On Tuesday, Congress leader Rahul Gandhi attacked the Centre over a BBC documentary against Prime Minister Narendra Modi, saying that barring the press could not “suppress” the truth from getting out.
Gandhi’s comments come after the Centre banned a BBC documentary on Prime Minister Narendra Modi, calling it a “propaganda piece” aimed to peddle a discredited narrative.
“The truth always comes out. No amount of banning the Press and using institutions like ED and CBI against people can suppress the truth from coming out,” Gandhi said. India condemned the controversial BBC documentary series on Prime Minister Modi last week.

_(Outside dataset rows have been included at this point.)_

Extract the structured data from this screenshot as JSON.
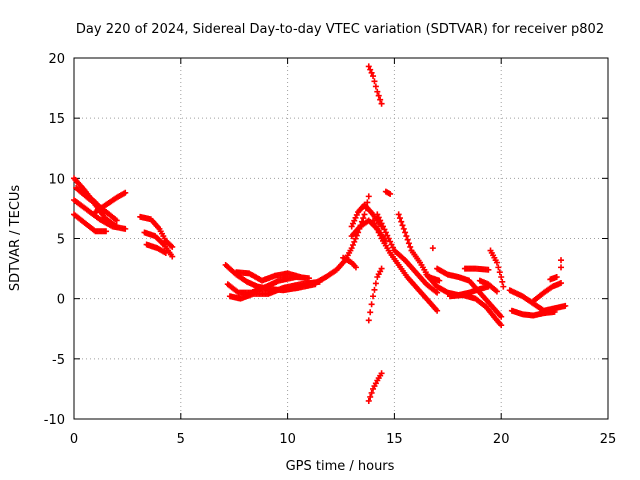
{
  "chart_data": {
    "type": "scatter",
    "title": "Day 220 of 2024, Sidereal Day-to-day VTEC variation (SDTVAR) for receiver p802",
    "xlabel": "GPS time / hours",
    "ylabel": "SDTVAR / TECUs",
    "xlim": [
      0,
      25
    ],
    "ylim": [
      -10,
      20
    ],
    "xticks": [
      "0",
      "5",
      "10",
      "15",
      "20",
      "25"
    ],
    "yticks": [
      "-10",
      "-5",
      "0",
      "5",
      "10",
      "15",
      "20"
    ],
    "grid": true,
    "marker": "plus",
    "color": "#ff0000",
    "tracks": [
      [
        [
          0.0,
          10.0
        ],
        [
          0.5,
          9.0
        ],
        [
          1.0,
          7.8
        ],
        [
          1.5,
          6.6
        ],
        [
          2.0,
          6.0
        ]
      ],
      [
        [
          0.0,
          8.2
        ],
        [
          0.6,
          7.4
        ],
        [
          1.2,
          6.6
        ],
        [
          1.8,
          6.0
        ],
        [
          2.4,
          5.8
        ]
      ],
      [
        [
          0.0,
          7.0
        ],
        [
          0.5,
          6.3
        ],
        [
          1.0,
          5.6
        ],
        [
          1.5,
          5.6
        ]
      ],
      [
        [
          0.1,
          9.2
        ],
        [
          0.7,
          8.3
        ],
        [
          1.3,
          7.5
        ],
        [
          2.0,
          6.5
        ]
      ],
      [
        [
          1.0,
          7.2
        ],
        [
          1.5,
          7.8
        ],
        [
          2.0,
          8.4
        ],
        [
          2.4,
          8.8
        ]
      ],
      [
        [
          0.5,
          8.8
        ],
        [
          1.0,
          8.0
        ],
        [
          1.4,
          7.2
        ]
      ],
      [
        [
          3.1,
          6.8
        ],
        [
          3.6,
          6.6
        ],
        [
          4.0,
          5.8
        ],
        [
          4.3,
          4.8
        ],
        [
          4.6,
          4.3
        ]
      ],
      [
        [
          3.3,
          5.5
        ],
        [
          3.8,
          5.2
        ],
        [
          4.2,
          4.5
        ],
        [
          4.6,
          3.5
        ]
      ],
      [
        [
          3.4,
          4.5
        ],
        [
          3.9,
          4.2
        ],
        [
          4.3,
          3.8
        ]
      ],
      [
        [
          7.1,
          2.8
        ],
        [
          7.6,
          2.0
        ],
        [
          8.1,
          1.4
        ],
        [
          8.6,
          1.0
        ],
        [
          9.2,
          0.8
        ],
        [
          9.8,
          0.7
        ],
        [
          10.5,
          0.9
        ],
        [
          11.3,
          1.2
        ]
      ],
      [
        [
          7.2,
          1.2
        ],
        [
          7.7,
          0.5
        ],
        [
          8.3,
          0.5
        ],
        [
          9.0,
          1.0
        ],
        [
          9.6,
          1.5
        ],
        [
          10.4,
          1.8
        ],
        [
          11.0,
          1.7
        ]
      ],
      [
        [
          7.3,
          0.2
        ],
        [
          7.8,
          0.0
        ],
        [
          8.4,
          0.4
        ],
        [
          9.1,
          0.4
        ],
        [
          9.8,
          0.9
        ],
        [
          10.6,
          1.2
        ],
        [
          11.5,
          1.4
        ]
      ],
      [
        [
          7.6,
          2.2
        ],
        [
          8.2,
          2.1
        ],
        [
          8.8,
          1.5
        ],
        [
          9.4,
          1.9
        ],
        [
          10.0,
          2.1
        ],
        [
          10.6,
          1.8
        ]
      ],
      [
        [
          11.3,
          1.3
        ],
        [
          11.8,
          1.8
        ],
        [
          12.3,
          2.4
        ],
        [
          12.7,
          3.2
        ],
        [
          13.0,
          4.2
        ],
        [
          13.3,
          5.5
        ],
        [
          13.6,
          7.0
        ],
        [
          13.8,
          8.5
        ]
      ],
      [
        [
          12.6,
          3.4
        ],
        [
          13.0,
          3.0
        ],
        [
          13.2,
          2.6
        ]
      ],
      [
        [
          13.0,
          5.2
        ],
        [
          13.4,
          6.0
        ],
        [
          13.8,
          6.5
        ],
        [
          14.2,
          5.8
        ],
        [
          14.6,
          4.8
        ]
      ],
      [
        [
          13.0,
          6.0
        ],
        [
          13.3,
          7.2
        ],
        [
          13.6,
          7.8
        ],
        [
          14.0,
          7.0
        ],
        [
          14.4,
          6.0
        ]
      ],
      [
        [
          13.8,
          19.3
        ],
        [
          14.0,
          18.5
        ],
        [
          14.2,
          17.2
        ],
        [
          14.4,
          16.2
        ]
      ],
      [
        [
          13.8,
          -8.5
        ],
        [
          14.0,
          -7.5
        ],
        [
          14.2,
          -6.8
        ],
        [
          14.4,
          -6.2
        ]
      ],
      [
        [
          13.8,
          -1.8
        ],
        [
          14.0,
          0.2
        ],
        [
          14.2,
          1.8
        ],
        [
          14.4,
          2.5
        ]
      ],
      [
        [
          14.0,
          6.5
        ],
        [
          14.4,
          5.0
        ],
        [
          14.8,
          3.8
        ],
        [
          15.2,
          2.8
        ],
        [
          15.6,
          1.8
        ],
        [
          16.0,
          1.0
        ],
        [
          16.5,
          0.0
        ],
        [
          17.0,
          -1.0
        ]
      ],
      [
        [
          14.2,
          7.0
        ],
        [
          14.6,
          5.5
        ],
        [
          15.0,
          4.0
        ],
        [
          15.5,
          3.2
        ],
        [
          16.0,
          2.2
        ],
        [
          16.5,
          1.2
        ],
        [
          17.0,
          0.5
        ]
      ],
      [
        [
          14.6,
          8.9
        ],
        [
          14.8,
          8.7
        ]
      ],
      [
        [
          15.2,
          7.0
        ],
        [
          15.5,
          5.5
        ],
        [
          15.8,
          4.0
        ],
        [
          16.2,
          3.0
        ],
        [
          16.6,
          1.8
        ],
        [
          17.1,
          1.5
        ]
      ],
      [
        [
          16.5,
          2.0
        ],
        [
          17.0,
          1.0
        ],
        [
          17.5,
          0.5
        ],
        [
          18.0,
          0.3
        ],
        [
          18.5,
          0.5
        ],
        [
          19.0,
          0.8
        ],
        [
          19.4,
          1.0
        ]
      ],
      [
        [
          16.8,
          4.2
        ]
      ],
      [
        [
          17.0,
          2.5
        ],
        [
          17.5,
          2.0
        ],
        [
          18.0,
          1.8
        ],
        [
          18.5,
          1.5
        ],
        [
          19.0,
          0.5
        ],
        [
          19.5,
          -0.5
        ],
        [
          20.0,
          -1.5
        ]
      ],
      [
        [
          17.6,
          0.2
        ],
        [
          18.2,
          0.3
        ],
        [
          18.8,
          0.0
        ],
        [
          19.3,
          -0.7
        ],
        [
          19.8,
          -1.8
        ],
        [
          20.0,
          -2.2
        ]
      ],
      [
        [
          18.3,
          2.5
        ],
        [
          18.8,
          2.5
        ],
        [
          19.4,
          2.4
        ]
      ],
      [
        [
          19.0,
          1.5
        ],
        [
          19.4,
          1.2
        ],
        [
          19.8,
          0.6
        ]
      ],
      [
        [
          19.5,
          4.0
        ],
        [
          19.8,
          3.0
        ],
        [
          20.0,
          1.8
        ],
        [
          20.1,
          1.0
        ]
      ],
      [
        [
          20.4,
          0.7
        ],
        [
          21.0,
          0.2
        ],
        [
          21.5,
          -0.4
        ],
        [
          22.0,
          -1.0
        ],
        [
          22.5,
          -0.8
        ],
        [
          23.0,
          -0.6
        ]
      ],
      [
        [
          20.5,
          -1.0
        ],
        [
          21.0,
          -1.3
        ],
        [
          21.5,
          -1.4
        ],
        [
          22.0,
          -1.2
        ],
        [
          22.5,
          -1.1
        ]
      ],
      [
        [
          21.5,
          -0.2
        ],
        [
          22.0,
          0.5
        ],
        [
          22.4,
          1.0
        ],
        [
          22.8,
          1.3
        ]
      ],
      [
        [
          22.3,
          1.6
        ],
        [
          22.6,
          1.8
        ]
      ],
      [
        [
          22.8,
          3.2
        ],
        [
          22.8,
          2.6
        ]
      ]
    ]
  }
}
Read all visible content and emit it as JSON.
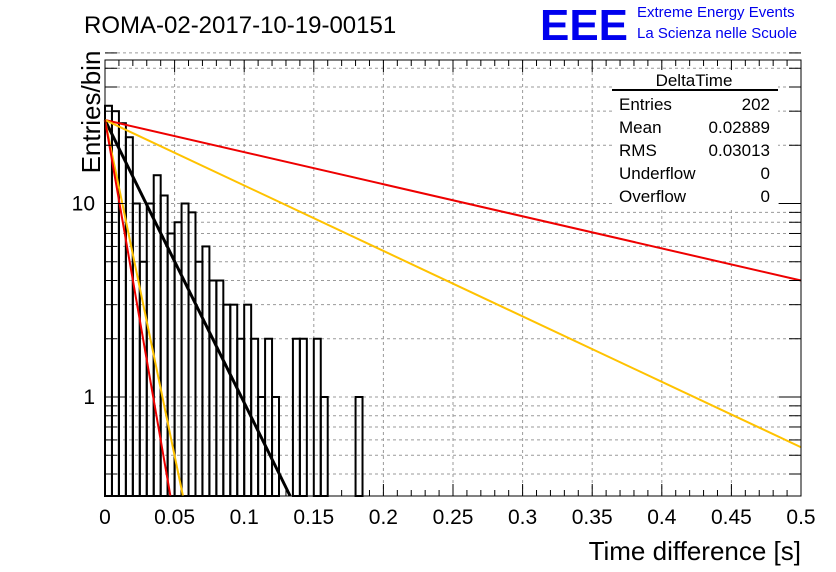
{
  "header": {
    "run_title": "ROMA-02-2017-10-19-00151",
    "logo_text": "EEE",
    "logo_line1": "Extreme Energy Events",
    "logo_line2": "La Scienza nelle Scuole",
    "logo_color": "#0000ee"
  },
  "stats": {
    "title": "DeltaTime",
    "rows": [
      {
        "label": "Entries",
        "value": "202"
      },
      {
        "label": "Mean",
        "value": "0.02889"
      },
      {
        "label": "RMS",
        "value": "0.03013"
      },
      {
        "label": "Underflow",
        "value": "0"
      },
      {
        "label": "Overflow",
        "value": "0"
      }
    ]
  },
  "chart_data": {
    "type": "histogram",
    "title": "ROMA-02-2017-10-19-00151",
    "xlabel": "Time difference [s]",
    "ylabel": "Entries/bin",
    "xlim": [
      0,
      0.5
    ],
    "ylim": [
      0.3,
      60
    ],
    "y_scale": "log",
    "grid": true,
    "x_ticks": [
      "0",
      "0.05",
      "0.1",
      "0.15",
      "0.2",
      "0.25",
      "0.3",
      "0.35",
      "0.4",
      "0.45",
      "0.5"
    ],
    "y_ticks": [
      "1",
      "10"
    ],
    "bin_width": 0.005,
    "bin_values": [
      32,
      30,
      26,
      22,
      10,
      5,
      10,
      14,
      11,
      7,
      8,
      10,
      9,
      5,
      6,
      4,
      4,
      3,
      3,
      2,
      3,
      2,
      1,
      2,
      1,
      0,
      0,
      2,
      2,
      0,
      2,
      1,
      0,
      0,
      0,
      0,
      1,
      0,
      0,
      0
    ],
    "fit_lines": [
      {
        "color": "#000000",
        "y0": 27,
        "y_at_end": 0.3,
        "x_end": 0.133
      },
      {
        "color": "#ee0000",
        "y0": 27,
        "y_at_end": 4.0,
        "x_end": 0.5
      },
      {
        "color": "#ffc200",
        "y0": 27,
        "y_at_end": 0.55,
        "x_end": 0.5
      },
      {
        "color": "#ffc200",
        "y0": 27,
        "y_at_end": 0.3,
        "x_end": 0.056
      },
      {
        "color": "#ee0000",
        "y0": 27,
        "y_at_end": 0.3,
        "x_end": 0.047
      }
    ]
  }
}
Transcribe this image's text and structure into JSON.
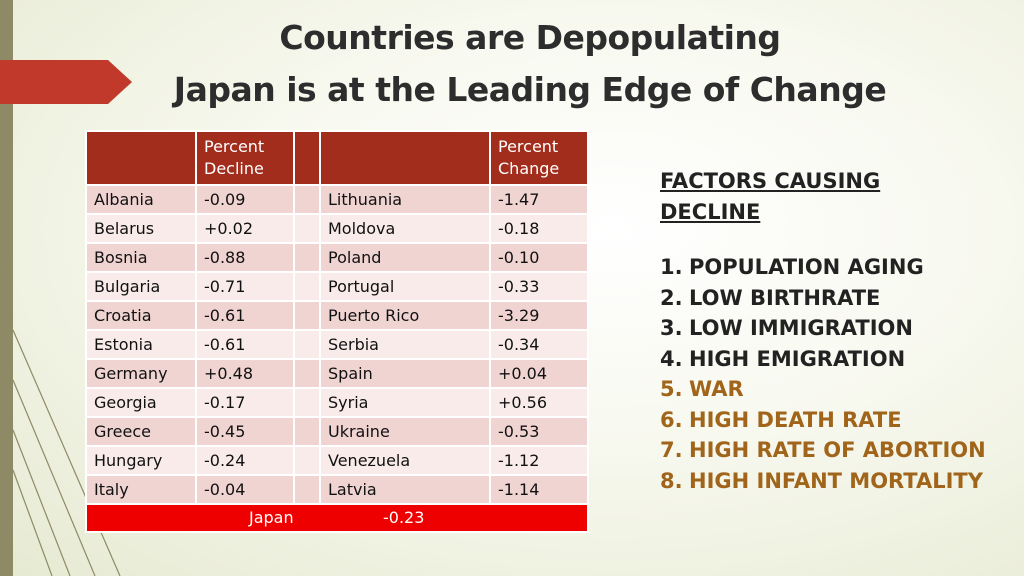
{
  "title": {
    "line1": "Countries are Depopulating",
    "line2": "Japan is at the Leading Edge of Change"
  },
  "table": {
    "headers": {
      "left_country": "",
      "left_value": "Percent Decline",
      "right_country": "",
      "right_value": "Percent Change"
    },
    "rows": [
      {
        "c1": "Albania",
        "v1": "-0.09",
        "c2": "Lithuania",
        "v2": "-1.47"
      },
      {
        "c1": "Belarus",
        "v1": "+0.02",
        "c2": "Moldova",
        "v2": "-0.18"
      },
      {
        "c1": "Bosnia",
        "v1": "-0.88",
        "c2": "Poland",
        "v2": "-0.10"
      },
      {
        "c1": "Bulgaria",
        "v1": "-0.71",
        "c2": "Portugal",
        "v2": "-0.33"
      },
      {
        "c1": "Croatia",
        "v1": "-0.61",
        "c2": "Puerto Rico",
        "v2": "-3.29"
      },
      {
        "c1": "Estonia",
        "v1": "-0.61",
        "c2": "Serbia",
        "v2": "-0.34"
      },
      {
        "c1": "Germany",
        "v1": "+0.48",
        "c2": "Spain",
        "v2": "+0.04"
      },
      {
        "c1": "Georgia",
        "v1": "-0.17",
        "c2": "Syria",
        "v2": "+0.56"
      },
      {
        "c1": "Greece",
        "v1": "-0.45",
        "c2": "Ukraine",
        "v2": "-0.53"
      },
      {
        "c1": "Hungary",
        "v1": "-0.24",
        "c2": "Venezuela",
        "v2": "-1.12"
      },
      {
        "c1": "Italy",
        "v1": "-0.04",
        "c2": "Latvia",
        "v2": "-1.14"
      }
    ],
    "footer": {
      "country": "Japan",
      "value": "-0.23"
    }
  },
  "factors": {
    "title": "FACTORS  CAUSING DECLINE",
    "items": [
      {
        "num": "1.",
        "text": "POPULATION AGING",
        "color": "#222222"
      },
      {
        "num": "2.",
        "text": "LOW BIRTHRATE",
        "color": "#222222"
      },
      {
        "num": "3.",
        "text": "LOW IMMIGRATION",
        "color": "#222222"
      },
      {
        "num": "4.",
        "text": "HIGH EMIGRATION",
        "color": "#222222"
      },
      {
        "num": "5.",
        "text": "WAR",
        "color": "#a0651a"
      },
      {
        "num": "6.",
        "text": "HIGH DEATH RATE",
        "color": "#a0651a"
      },
      {
        "num": "7.",
        "text": "HIGH RATE OF ABORTION",
        "color": "#a0651a"
      },
      {
        "num": "8.",
        "text": "HIGH INFANT MORTALITY",
        "color": "#a0651a"
      }
    ]
  },
  "colors": {
    "header_red": "#a32d1c",
    "footer_red": "#ee0000",
    "accent_tab": "#c0392b",
    "side_bar": "#8f8a66"
  }
}
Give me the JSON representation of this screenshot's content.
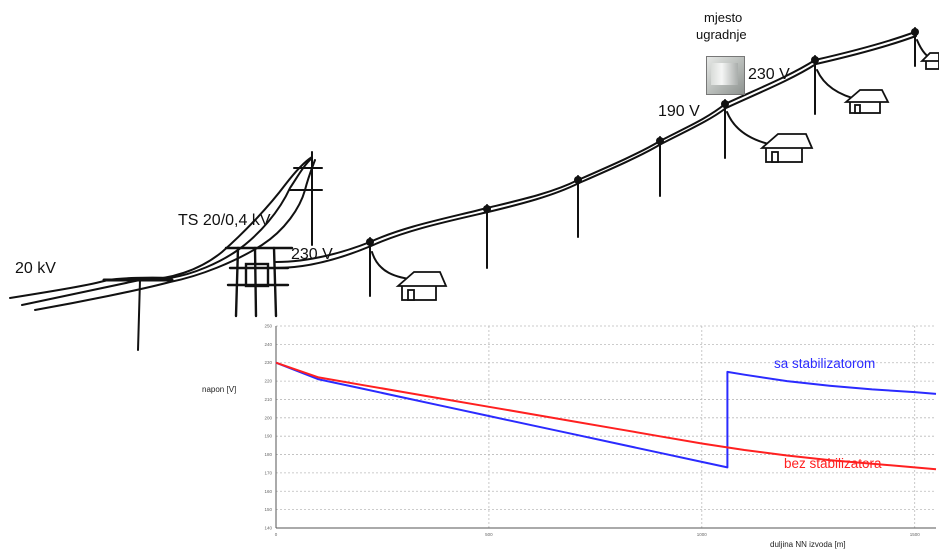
{
  "labels": {
    "hv": "20 kV",
    "substation": "TS 20/0,4 kV",
    "v_start": "230 V",
    "v_drop": "190 V",
    "v_after": "230 V",
    "install_line1": "mjesto",
    "install_line2": "ugradnje"
  },
  "chart_data": {
    "type": "line",
    "title": "",
    "xlabel": "duljina NN izvoda [m]",
    "ylabel": "napon [V]",
    "xlim": [
      0,
      1550
    ],
    "ylim": [
      140,
      250
    ],
    "x_ticks": [
      "0",
      "500",
      "1000",
      "1500"
    ],
    "y_ticks": [
      "250",
      "240",
      "230",
      "220",
      "210",
      "200",
      "190",
      "180",
      "170",
      "160",
      "150",
      "140"
    ],
    "grid": true,
    "legend": "labels next to lines",
    "series": [
      {
        "name": "sa stabilizatorom",
        "color": "#2b2bff",
        "x": [
          0,
          100,
          200,
          300,
          400,
          500,
          600,
          700,
          800,
          900,
          1000,
          1060,
          1060,
          1100,
          1200,
          1300,
          1400,
          1500,
          1550
        ],
        "y": [
          230,
          221,
          216,
          211,
          206,
          201,
          196,
          191,
          186,
          181,
          176,
          173,
          225,
          223.5,
          220,
          217.5,
          215.5,
          214,
          213
        ]
      },
      {
        "name": "bez stabilizatora",
        "color": "#ff2020",
        "x": [
          0,
          100,
          200,
          300,
          400,
          500,
          600,
          700,
          800,
          900,
          1000,
          1100,
          1200,
          1300,
          1400,
          1500,
          1550
        ],
        "y": [
          230,
          222,
          218,
          214,
          210,
          206,
          202,
          198,
          194,
          190,
          186,
          182.5,
          179.5,
          177,
          175,
          173,
          172
        ]
      }
    ]
  }
}
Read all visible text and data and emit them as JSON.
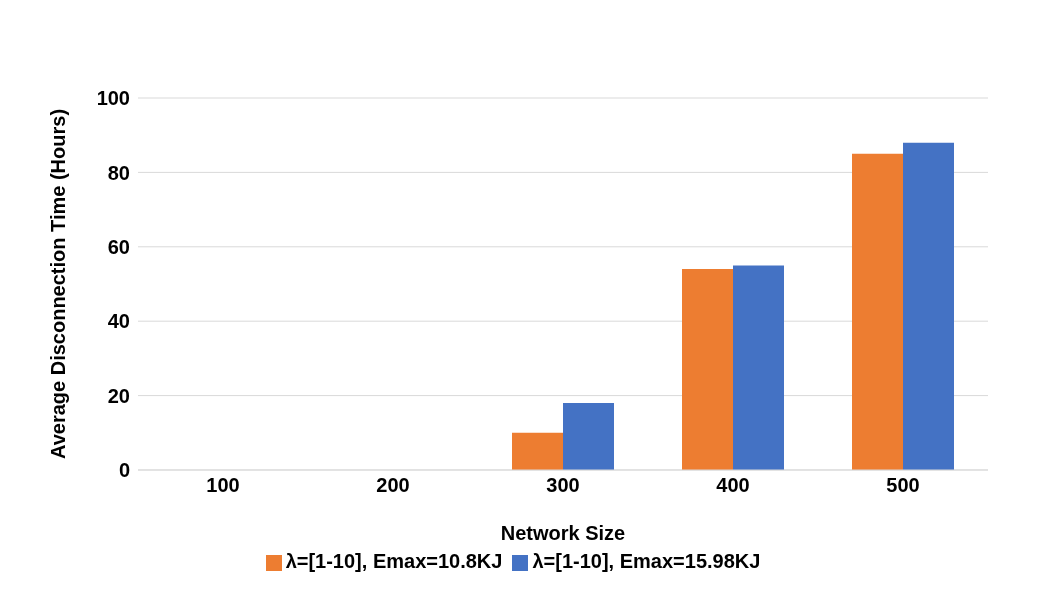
{
  "chart_data": {
    "type": "bar",
    "xlabel": "Network Size",
    "ylabel": "Average Disconnection Time (Hours)",
    "categories": [
      "100",
      "200",
      "300",
      "400",
      "500"
    ],
    "series": [
      {
        "name": "λ=[1-10], Emax=10.8KJ",
        "color": "#ed7d31",
        "values": [
          0,
          0,
          10,
          54,
          85
        ]
      },
      {
        "name": "λ=[1-10], Emax=15.98KJ",
        "color": "#4472c4",
        "values": [
          0,
          0,
          18,
          55,
          88
        ]
      }
    ],
    "ylim": [
      0,
      100
    ],
    "yticks": [
      0,
      20,
      40,
      60,
      80,
      100
    ],
    "grid": "y",
    "legend": "bottom"
  }
}
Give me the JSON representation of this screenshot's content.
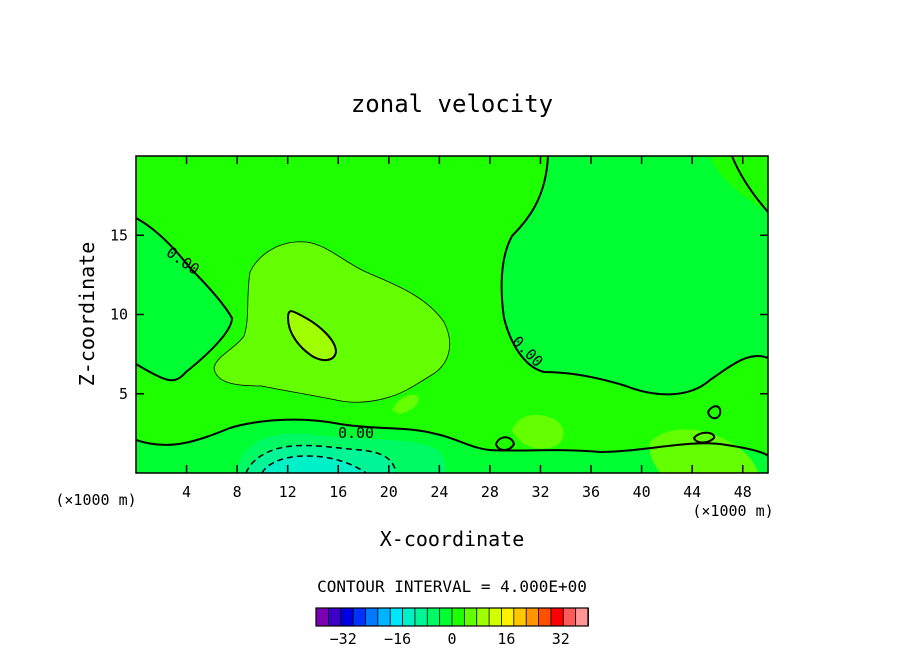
{
  "chart_data": {
    "type": "contour",
    "title": "zonal velocity",
    "xlabel": "X-coordinate",
    "ylabel": "Z-coordinate",
    "x_unit_label": "(×1000 m)",
    "xlim": [
      0,
      50
    ],
    "ylim": [
      0,
      20
    ],
    "x_ticks": [
      4,
      8,
      12,
      16,
      20,
      24,
      28,
      32,
      36,
      40,
      44,
      48
    ],
    "y_ticks": [
      5,
      10,
      15
    ],
    "contour_interval_label": "CONTOUR INTERVAL = 4.000E+00",
    "contour_interval": 4.0,
    "contour_labels": [
      "0.00",
      "0.00",
      "0.00"
    ],
    "colorbar": {
      "min": -40,
      "max": 40,
      "ticks": [
        -32,
        -16,
        0,
        16,
        32
      ],
      "colors": [
        "#7b00b4",
        "#3c00c8",
        "#0000e0",
        "#0032ff",
        "#0078ff",
        "#00b4ff",
        "#00e6ff",
        "#00f0c8",
        "#00f596",
        "#00fa64",
        "#00ff32",
        "#1eff00",
        "#64ff00",
        "#a0ff00",
        "#d2ff00",
        "#fff000",
        "#ffc800",
        "#ff9600",
        "#ff5000",
        "#ff0000",
        "#ff5a5a",
        "#ff9696"
      ]
    },
    "regions": {
      "background": "#1eff00",
      "negative_weak": "#00ff32",
      "negative_mid": "#00fa64",
      "negative_strong": "#00f596",
      "negative_core": "#00f0c8",
      "positive_weak": "#64ff00",
      "positive_mid": "#a0ff00"
    },
    "grid": false,
    "legend": "colorbar-bottom"
  }
}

“We think this is a propaganda piece designed to push a particular discredited narrative. The bias, lack of objectivity, and frankly continuing colonial mindset are blatantly visible,” External Affairs Ministry spokesperson Arindam Bagchi said during a weekly media briefing on January 19.
According to the MEA spokeswoman, the documentary is a reflection of those who are peddling this story once more. Meanwhile, in a strong response to the BBC documentary on Saturday, more than 300 eminent Indians, including retired judges, bureaucrats, and veterans of the armed forces, signed a statement condemning the British national broadcaster for displaying “unrelenting prejudice” toward India and its leader.
Earlier today, Union Law Minister Kiren Rijiju made a scathing attack apparently on a BBC documentary on Prime Minister Narendra Modi which has sparked controversy since its release, and said some people have still not gotten over their “colonial intoxication” and for them “whites” are still their “rulers”.
“For some people, the white rulers are still the masters whose decision on India is final and not the decision of the Supreme Court of India or the will of the people of India,” Rijiju tweeted in Hindi tagging his earlier tweet on the minority in the country, who he claimed were moving forward with positivity.